今回の見直しでは、GPSで居場所を家族に通知できる車いすや、使用状況や故障を知らせるスマート歩行器などが貸与対象となる。認知症高齢者の徘徊を感知するシステムについても、これまで自宅に設置された端末との通信に限っていた制限を緩和し、外部のサーバーやスマホとの通信を許可する方向で見直す。
「ようやく時代に追いついた。現場の声が届いた証拠」
「家族にとっては本当にありがたい。位置情報は命綱になる」
「高齢者の見守りと自立の両立にはスマート化が不可欠」
「これまで“一体型はNG”だったのが不思議なくらい」
「もっと早く実現すべきだったが、まずは評価したい」
課題は「通信料とサブスク費」 給付対象外は維持
一方で、すべてが保険給付の対象となるわけではない。厚労省は、スマート機器本体の貸与には給付を適用するが、通信料金(月額)、モバイル回線の環境整備(モデム・ルーターなど)、スマホ・タブレットの導入費用、アプリのサブスクリプション費などは引き続き「自己負担」とする方針を維持している。

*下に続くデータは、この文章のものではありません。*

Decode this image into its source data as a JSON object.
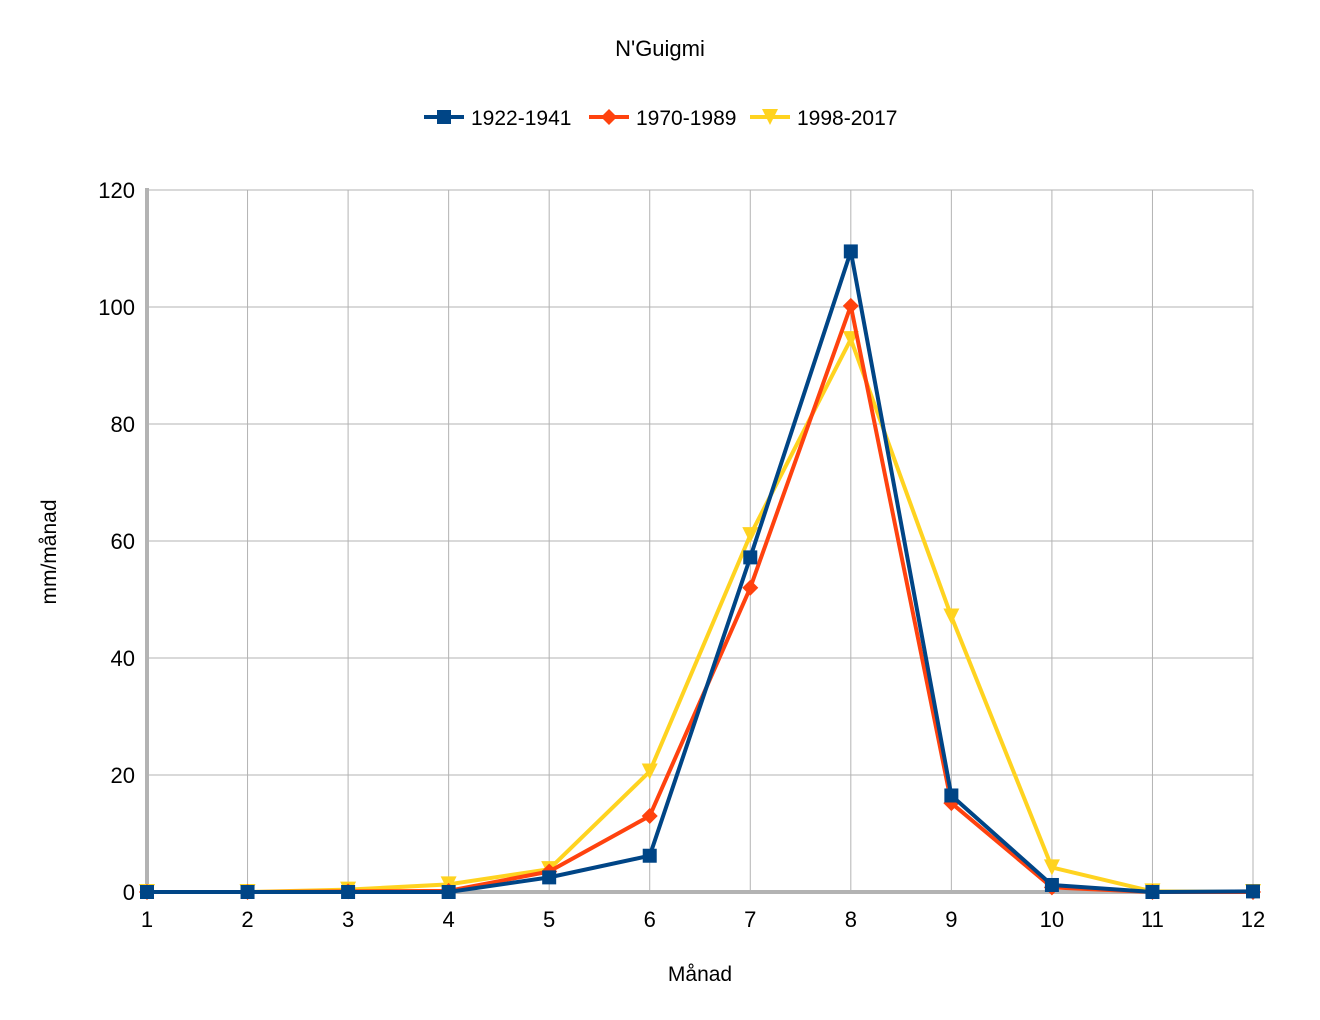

このため、「機器は借りられても使えない」という“通信貧困”が一部高齢者世帯で発生する可能性も否定できず、自治体や介護事業者による補助制度の併用、または地域支援の仕組みづくりが求められそうだ。
また、スマート機器の導入が現場で混乱を招かないよう、厚労省は今後、通知の改正にあわせてQ&A集や事務連絡を発出し、制度の周知と理解促進を図るとしている。
「福祉×IT」の次なる課題は現場運用と公平性
今回の見直しは「小さな一歩」でありながらも、超高齢社会の日本が直面するケアの質と量の両立に向けた、大きな転換点でもある。厚労省の担当者は会議で「テクノロジーの力で社会課題を解決することが福祉用具の新しい使命」と明言した。
しかし、こうした機器の活用には、現場でのICTリテラシー、障害対応、プライバシー管理、緊急時の運用体制など課題も山積している。導入が都市部中心となり、地方や低所得層との“ケア格差”が広がる恐れもある。機器の提供だけでなく、教育・研修・サポート体制の充実も不可欠だ。
制度が追いついた今、次は現場が追いつけるかが問われている。単なる「貸与対象の拡大」にとどまらず、真の意味で「誰もが使える福祉テクノロジー」となるためには、自治体や事業者の創意工夫と支援がカギを握るだろう。